On Dijon relies on an innovative investment-leveraging effect: modernising public services and equipment, especially installing 100% LED lighting, to generate savings, which in turn allow new digital services to be funded. Connectivity is also a vital element, with plans for extensive deployment of micro-datacentres connected wirelessly and via optical fibre for reliable, low-latency integration of services that had until now been largely disparate and therefore inefficient.
‘ICT Infrastructure for Highly Connected and Autonomous Transport Systems’ presentation
Professor Sarvi started his presentation by stressing the significant benefits autonomous vehicles will bring to the community as part of a truly smart city in comparing machine-controlled vehicles to human-controlled vehicles. In addition to being able to communicate with other vehicles and infrastructure continuously and more efficiently than humans, machines also react quicker than humans; don’t get tired, distracted or drunk; and can ‘see’ more than humans, thereby contributing to safer mobility.

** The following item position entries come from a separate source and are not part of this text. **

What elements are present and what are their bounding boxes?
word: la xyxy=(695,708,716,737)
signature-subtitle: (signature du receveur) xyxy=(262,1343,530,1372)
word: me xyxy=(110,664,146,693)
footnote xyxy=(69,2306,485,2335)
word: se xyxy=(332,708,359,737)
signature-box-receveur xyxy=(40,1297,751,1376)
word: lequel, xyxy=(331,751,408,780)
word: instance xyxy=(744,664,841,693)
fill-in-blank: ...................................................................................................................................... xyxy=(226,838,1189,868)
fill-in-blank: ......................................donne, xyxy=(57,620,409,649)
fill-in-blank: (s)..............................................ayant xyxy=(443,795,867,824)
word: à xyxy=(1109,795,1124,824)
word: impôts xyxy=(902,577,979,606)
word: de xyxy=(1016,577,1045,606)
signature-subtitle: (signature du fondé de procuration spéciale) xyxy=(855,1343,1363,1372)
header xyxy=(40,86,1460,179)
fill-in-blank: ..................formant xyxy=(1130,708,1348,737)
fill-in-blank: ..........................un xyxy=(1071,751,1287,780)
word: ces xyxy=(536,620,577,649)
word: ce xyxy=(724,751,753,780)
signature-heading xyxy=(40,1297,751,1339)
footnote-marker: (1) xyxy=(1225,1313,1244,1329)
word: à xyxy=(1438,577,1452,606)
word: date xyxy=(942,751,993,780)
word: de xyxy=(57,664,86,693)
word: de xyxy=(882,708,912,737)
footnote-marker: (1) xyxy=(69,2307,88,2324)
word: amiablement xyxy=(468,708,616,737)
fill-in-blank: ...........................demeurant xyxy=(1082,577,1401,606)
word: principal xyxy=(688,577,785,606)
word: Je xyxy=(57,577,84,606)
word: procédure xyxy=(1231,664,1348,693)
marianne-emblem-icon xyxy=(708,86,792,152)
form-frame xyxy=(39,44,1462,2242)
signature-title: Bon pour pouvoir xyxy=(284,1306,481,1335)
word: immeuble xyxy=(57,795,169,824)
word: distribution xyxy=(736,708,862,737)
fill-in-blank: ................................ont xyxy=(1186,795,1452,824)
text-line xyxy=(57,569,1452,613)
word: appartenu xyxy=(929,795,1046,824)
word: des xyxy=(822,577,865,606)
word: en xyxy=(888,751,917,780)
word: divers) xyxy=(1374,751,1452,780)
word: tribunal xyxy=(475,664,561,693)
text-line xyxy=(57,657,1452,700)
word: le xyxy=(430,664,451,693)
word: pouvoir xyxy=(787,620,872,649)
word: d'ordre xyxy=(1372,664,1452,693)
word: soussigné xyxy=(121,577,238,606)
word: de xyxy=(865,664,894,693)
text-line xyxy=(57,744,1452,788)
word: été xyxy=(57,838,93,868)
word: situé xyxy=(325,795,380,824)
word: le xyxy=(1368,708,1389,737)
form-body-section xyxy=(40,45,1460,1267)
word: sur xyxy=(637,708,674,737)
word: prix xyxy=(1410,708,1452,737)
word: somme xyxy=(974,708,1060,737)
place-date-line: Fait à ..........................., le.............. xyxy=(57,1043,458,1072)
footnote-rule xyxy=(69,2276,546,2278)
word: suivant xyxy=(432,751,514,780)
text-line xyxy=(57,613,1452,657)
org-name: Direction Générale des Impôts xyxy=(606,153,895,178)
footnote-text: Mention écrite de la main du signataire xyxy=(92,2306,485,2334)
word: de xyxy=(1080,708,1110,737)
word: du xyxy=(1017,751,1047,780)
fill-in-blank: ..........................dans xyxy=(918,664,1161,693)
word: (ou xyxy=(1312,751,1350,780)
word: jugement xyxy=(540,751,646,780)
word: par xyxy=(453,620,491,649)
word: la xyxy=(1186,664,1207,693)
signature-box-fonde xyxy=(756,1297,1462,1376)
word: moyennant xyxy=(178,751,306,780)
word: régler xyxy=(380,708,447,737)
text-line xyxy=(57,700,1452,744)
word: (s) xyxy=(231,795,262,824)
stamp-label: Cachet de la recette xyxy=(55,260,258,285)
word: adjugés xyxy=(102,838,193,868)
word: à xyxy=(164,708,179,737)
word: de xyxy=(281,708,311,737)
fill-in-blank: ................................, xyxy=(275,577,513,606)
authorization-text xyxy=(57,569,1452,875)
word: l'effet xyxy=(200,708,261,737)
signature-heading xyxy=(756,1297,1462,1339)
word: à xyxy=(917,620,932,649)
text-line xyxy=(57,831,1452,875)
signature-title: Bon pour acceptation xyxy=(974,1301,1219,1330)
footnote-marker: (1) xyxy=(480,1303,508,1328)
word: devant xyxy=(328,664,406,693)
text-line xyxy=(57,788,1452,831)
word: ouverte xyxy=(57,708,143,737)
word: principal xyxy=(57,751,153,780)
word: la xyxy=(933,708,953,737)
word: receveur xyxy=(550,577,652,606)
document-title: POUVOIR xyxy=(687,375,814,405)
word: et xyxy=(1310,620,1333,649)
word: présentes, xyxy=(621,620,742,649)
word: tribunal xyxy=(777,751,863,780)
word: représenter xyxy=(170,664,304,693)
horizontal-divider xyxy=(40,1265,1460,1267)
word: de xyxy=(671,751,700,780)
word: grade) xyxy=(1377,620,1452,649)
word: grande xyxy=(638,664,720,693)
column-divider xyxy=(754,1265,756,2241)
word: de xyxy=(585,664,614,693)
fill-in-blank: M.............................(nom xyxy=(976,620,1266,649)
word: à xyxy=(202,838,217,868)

But all of that requires constant and reliable connectivity. In the vehicle-to-vehicle space, vehicles will typically share their location, vector and intention using DSRC (dedicated short-range communications) short-range to medium-range wireless communication channels in the 5.9 GHz band specifically designed for automotive use and a corresponding set of protocols and standards.

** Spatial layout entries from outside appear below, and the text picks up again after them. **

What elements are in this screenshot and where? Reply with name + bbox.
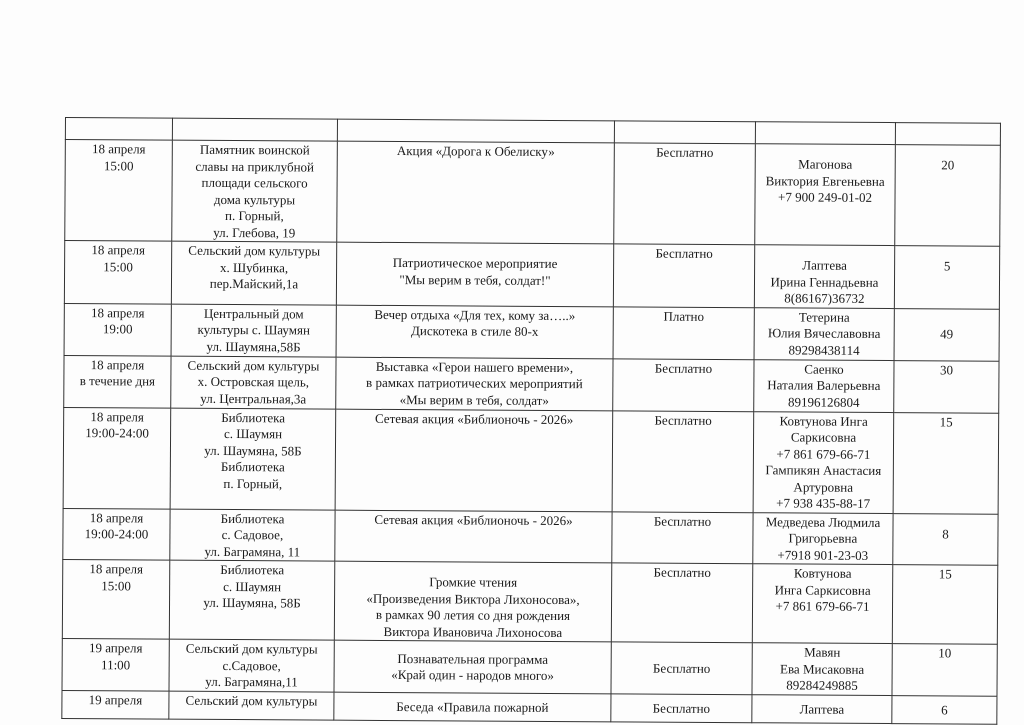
- date-cell: 19 апреля: [62, 690, 169, 719]
- place-cell: Библиотека с. Шаумян ул. Шаумяна, 58Б Библиотека п. Горный,: [170, 408, 336, 510]
- table-row: [62, 690, 997, 724]
- event-cell: Вечер отдыха «Для тех, кому за…..» Дискотека в стиле 80-х: [336, 305, 613, 359]
- table-row: [63, 407, 999, 514]
- event-cell: Патриотическое мероприятие "Мы верим в тебя, солдат!": [336, 242, 613, 306]
- price-cell: Платно: [613, 306, 754, 359]
- count-cell: 6: [892, 696, 997, 725]
- header-cell: [172, 118, 337, 141]
- table-row: [62, 559, 997, 644]
- place-cell: Сельский дом культуры с.Садовое, ул. Баграмяна,11: [169, 639, 334, 692]
- date-cell: 18 апреля 19:00-24:00: [63, 407, 171, 509]
- place-cell: Сельский дом культуры х. Островская щель, ул. Центральная,3а: [171, 356, 336, 409]
- count-cell: 10: [892, 644, 997, 697]
- table-row: [63, 508, 998, 565]
- place-cell: Сельский дом культуры х. Шубинка, пер.Майский,1а: [171, 241, 336, 305]
- event-cell: Акция «Дорога к Обелиску»: [337, 141, 615, 244]
- contact-cell: Магонова Виктория Евгеньевна +7 900 249-01-02: [755, 144, 896, 246]
- count-cell: 49: [894, 308, 999, 361]
- place-cell: Библиотека с. Садовое, ул. Баграмяна, 11: [170, 509, 335, 562]
- header-cell: [337, 119, 614, 143]
- event-cell: Громкие чтения «Произведения Виктора Лихоносова», в рамках 90 летия со дня рождения Виктора Ивановича Лихоносова: [334, 561, 611, 642]
- price-cell: Бесплатно: [614, 143, 756, 245]
- count-cell: 15: [892, 565, 997, 645]
- price-cell: Бесплатно: [611, 694, 752, 723]
- date-cell: 18 апреля в течение дня: [64, 355, 171, 408]
- count-cell: 5: [894, 246, 999, 309]
- table-row: [64, 241, 999, 309]
- price-cell: Бесплатно: [613, 358, 754, 411]
- place-cell: Сельский дом культуры: [169, 691, 334, 720]
- price-cell: Бесплатно: [613, 244, 754, 307]
- date-cell: 19 апреля 11:00: [62, 638, 169, 691]
- contact-cell: Лаптева: [752, 695, 892, 724]
- price-cell: Бесплатно: [612, 410, 754, 512]
- table-row: [64, 355, 999, 413]
- price-cell: Бесплатно: [612, 511, 753, 563]
- contact-cell: Тетерина Юлия Вячеславовна 89298438114: [754, 307, 894, 360]
- header-cell: [614, 121, 755, 144]
- events-table: [61, 117, 1001, 725]
- place-cell: Библиотека с. Шаумян ул. Шаумяна, 58Б: [169, 560, 334, 640]
- count-cell: 20: [895, 145, 1001, 247]
- contact-cell: Саенко Наталия Валерьевна 89196126804: [754, 359, 894, 412]
- date-cell: 18 апреля 19:00-24:00: [63, 508, 170, 560]
- contact-cell: Медведева Людмила Григорьевна +7918 901-23-03: [753, 512, 893, 564]
- place-cell: Центральный дом культуры с. Шаумян ул. Шаумяна,58Б: [171, 304, 336, 357]
- date-cell: 18 апреля 15:00: [64, 241, 171, 304]
- event-cell: Сетевая акция «Библионочь - 2026»: [335, 510, 612, 563]
- price-cell: Бесплатно: [611, 642, 752, 695]
- count-cell: 15: [893, 412, 999, 514]
- table-row: [62, 638, 997, 696]
- contact-cell: Лаптева Ирина Геннадьевна 8(86167)36732: [754, 245, 894, 308]
- date-cell: 18 апреля 19:00: [64, 303, 171, 356]
- event-cell: Познавательная программа «Край один - народов много»: [334, 640, 611, 694]
- count-cell: 30: [894, 360, 999, 413]
- contact-cell: Мавян Ева Мисаковна 89284249885: [752, 643, 892, 696]
- price-cell: Бесплатно: [611, 563, 752, 643]
- table-row: [65, 140, 1001, 247]
- event-cell: Выставка «Герои нашего времени», в рамках патриотических мероприятий «Мы верим в тебя, солдат»: [336, 357, 613, 411]
- header-cell: [65, 118, 172, 141]
- header-cell: [755, 122, 895, 145]
- date-cell: 18 апреля 15:00: [65, 140, 173, 242]
- contact-cell: Ковтунова Инга Саркисовна +7 861 679-66-71 Гампикян Анастасия Артуровна +7 938 435-88-17: [753, 411, 894, 513]
- event-cell: Беседа «Правила пожарной: [334, 692, 611, 722]
- count-cell: 8: [893, 513, 998, 565]
- event-cell: Сетевая акция «Библионочь - 2026»: [335, 409, 613, 512]
- header-cell: [895, 123, 1000, 146]
- table-row: [64, 303, 999, 361]
- contact-cell: Ковтунова Инга Саркисовна +7 861 679-66-71: [752, 564, 892, 644]
- place-cell: Памятник воинской славы на приклубной площади сельского дома культуры п. Горный, ул. Глебова, 19: [172, 140, 338, 242]
- date-cell: 18 апреля 15:00: [62, 559, 169, 639]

At the same time, vehicles will communicate with fixed ‘road-side’ infrastructure over DSRC and cellular (4/5G) sharing information such as road and weather conditions, traffic incidents, etc. Some of the technologies that will be deployed to facilitate this communication on a large scale include radar and stereo cameras for 3D vision; LiDAR — light detection and ranging; object and sign recognition; and telematics — location, GPS mapping, connected car.

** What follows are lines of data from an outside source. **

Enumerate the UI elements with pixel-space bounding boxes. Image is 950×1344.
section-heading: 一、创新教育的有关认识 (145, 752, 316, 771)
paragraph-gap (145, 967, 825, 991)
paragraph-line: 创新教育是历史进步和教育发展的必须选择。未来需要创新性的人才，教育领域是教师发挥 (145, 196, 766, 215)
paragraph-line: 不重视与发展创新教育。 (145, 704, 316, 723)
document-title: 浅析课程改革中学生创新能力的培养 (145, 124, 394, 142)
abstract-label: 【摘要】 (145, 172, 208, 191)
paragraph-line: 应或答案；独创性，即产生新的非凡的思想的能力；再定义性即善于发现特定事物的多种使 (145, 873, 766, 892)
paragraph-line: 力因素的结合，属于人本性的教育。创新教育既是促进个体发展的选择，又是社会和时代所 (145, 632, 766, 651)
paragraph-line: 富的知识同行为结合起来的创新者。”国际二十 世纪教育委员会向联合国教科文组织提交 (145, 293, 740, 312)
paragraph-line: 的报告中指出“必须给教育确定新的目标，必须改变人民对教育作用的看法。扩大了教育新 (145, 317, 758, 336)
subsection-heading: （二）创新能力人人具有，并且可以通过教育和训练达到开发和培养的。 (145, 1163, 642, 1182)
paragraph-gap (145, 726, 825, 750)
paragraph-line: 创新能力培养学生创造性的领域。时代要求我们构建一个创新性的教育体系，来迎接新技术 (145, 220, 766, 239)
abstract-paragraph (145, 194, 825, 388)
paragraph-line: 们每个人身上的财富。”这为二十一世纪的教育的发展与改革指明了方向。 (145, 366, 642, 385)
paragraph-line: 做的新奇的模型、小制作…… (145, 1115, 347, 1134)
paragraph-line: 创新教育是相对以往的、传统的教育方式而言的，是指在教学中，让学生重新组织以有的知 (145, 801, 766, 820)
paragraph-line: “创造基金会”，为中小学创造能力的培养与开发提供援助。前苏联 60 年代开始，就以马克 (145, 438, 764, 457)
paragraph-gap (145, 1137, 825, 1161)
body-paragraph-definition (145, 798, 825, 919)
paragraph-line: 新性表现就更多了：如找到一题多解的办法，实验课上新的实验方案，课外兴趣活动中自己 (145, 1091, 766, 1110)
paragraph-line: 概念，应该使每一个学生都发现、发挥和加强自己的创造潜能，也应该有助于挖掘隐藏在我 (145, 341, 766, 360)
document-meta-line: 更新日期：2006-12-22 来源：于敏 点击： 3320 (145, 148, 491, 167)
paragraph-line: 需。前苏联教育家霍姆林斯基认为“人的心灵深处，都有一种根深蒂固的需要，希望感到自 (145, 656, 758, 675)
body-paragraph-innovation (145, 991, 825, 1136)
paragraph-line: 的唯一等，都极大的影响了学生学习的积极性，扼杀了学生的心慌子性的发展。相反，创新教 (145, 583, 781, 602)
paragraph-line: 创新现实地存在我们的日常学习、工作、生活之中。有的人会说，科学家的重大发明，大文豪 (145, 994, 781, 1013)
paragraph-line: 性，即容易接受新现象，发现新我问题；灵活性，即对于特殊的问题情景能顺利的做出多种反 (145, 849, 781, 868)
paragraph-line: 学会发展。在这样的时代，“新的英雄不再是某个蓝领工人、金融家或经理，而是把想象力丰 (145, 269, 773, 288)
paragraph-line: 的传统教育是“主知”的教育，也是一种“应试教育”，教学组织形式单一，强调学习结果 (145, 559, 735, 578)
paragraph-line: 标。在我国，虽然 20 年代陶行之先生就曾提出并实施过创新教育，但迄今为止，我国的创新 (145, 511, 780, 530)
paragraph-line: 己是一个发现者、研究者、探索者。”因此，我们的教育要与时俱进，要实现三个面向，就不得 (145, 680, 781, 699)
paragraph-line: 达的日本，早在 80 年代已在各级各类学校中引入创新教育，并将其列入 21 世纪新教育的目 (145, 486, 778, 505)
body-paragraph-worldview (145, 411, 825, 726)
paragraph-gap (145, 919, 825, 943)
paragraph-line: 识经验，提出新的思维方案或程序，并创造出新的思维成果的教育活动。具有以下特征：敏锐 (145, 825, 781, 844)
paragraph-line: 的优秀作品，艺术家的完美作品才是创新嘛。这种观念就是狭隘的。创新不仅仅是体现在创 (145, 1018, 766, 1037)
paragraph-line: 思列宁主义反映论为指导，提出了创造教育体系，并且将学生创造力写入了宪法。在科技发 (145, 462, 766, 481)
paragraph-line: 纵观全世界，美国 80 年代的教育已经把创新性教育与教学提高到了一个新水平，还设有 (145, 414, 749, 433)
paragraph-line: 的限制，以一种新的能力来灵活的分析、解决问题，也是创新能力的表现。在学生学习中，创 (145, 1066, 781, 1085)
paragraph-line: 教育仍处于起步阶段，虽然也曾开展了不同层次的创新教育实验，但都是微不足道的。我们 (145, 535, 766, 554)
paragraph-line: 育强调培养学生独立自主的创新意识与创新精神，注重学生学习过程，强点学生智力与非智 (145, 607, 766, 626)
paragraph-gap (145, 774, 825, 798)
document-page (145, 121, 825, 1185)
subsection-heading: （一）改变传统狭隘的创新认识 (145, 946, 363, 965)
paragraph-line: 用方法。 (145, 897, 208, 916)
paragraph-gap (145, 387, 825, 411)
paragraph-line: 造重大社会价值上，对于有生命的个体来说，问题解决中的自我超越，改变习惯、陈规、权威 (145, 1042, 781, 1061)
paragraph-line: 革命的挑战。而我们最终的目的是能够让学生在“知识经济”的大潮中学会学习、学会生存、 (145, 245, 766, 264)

Professor Sarvi concluded that the future of transport will be personalised, automated, connected and electric. But he cautioned that, to address the migration from human-controlled to machine-controlled vehicles, the industry should focus on the transport problems and what customers want and not what technology can provide. If truly autonomous vehicles are to be a possibility in the near future, they would need to cope with today’s cars and infrastructure through an extensive transitionary period.
At a higher level, governments and infrastructure operators would need to transform their mindset from ‘building roads’ to ‘providing mobility’.
In exploring this migration, the University of Melbourne developed the Australian Integrated Multimodal Ecosystem (AIMES) — a multimodal urban testing ecosystem for implementing and testing of emerging connected transport technologies at large scale and in complex urban environments. AIMES covers more than 100 km of road network over an area of 6 km2 and is densely instrumented with over 250 intelligent sensors to provide data to AIMES.
The AIMES test-bed has as its goals the development of a common vision and roadmap for deployment; the development of system-wide pilots; and to facilitate collaboration between government, industry and academia. Ultimately, intelligent transport systems will make urban transport safer, cleaner, efficient, sustainable and integrated; provide better strategies and policy-making for automated vehicle and smart infrastructure; and support and facilitate emerging technologies and quantify what the connected transport network of the future will be.
As aspirational and transformative as these and other smart city initiatives are, the inescapable fact remains — dependable ICT infrastructure is critical to their success.
This message was stressed throughout the BICSI conference, emphasising the need for the industry to be skilled in its deployment of current technologies and to build their knowledge about future applications and technologies — something that all BICSI conferences facilitate for its members and the ICT industry.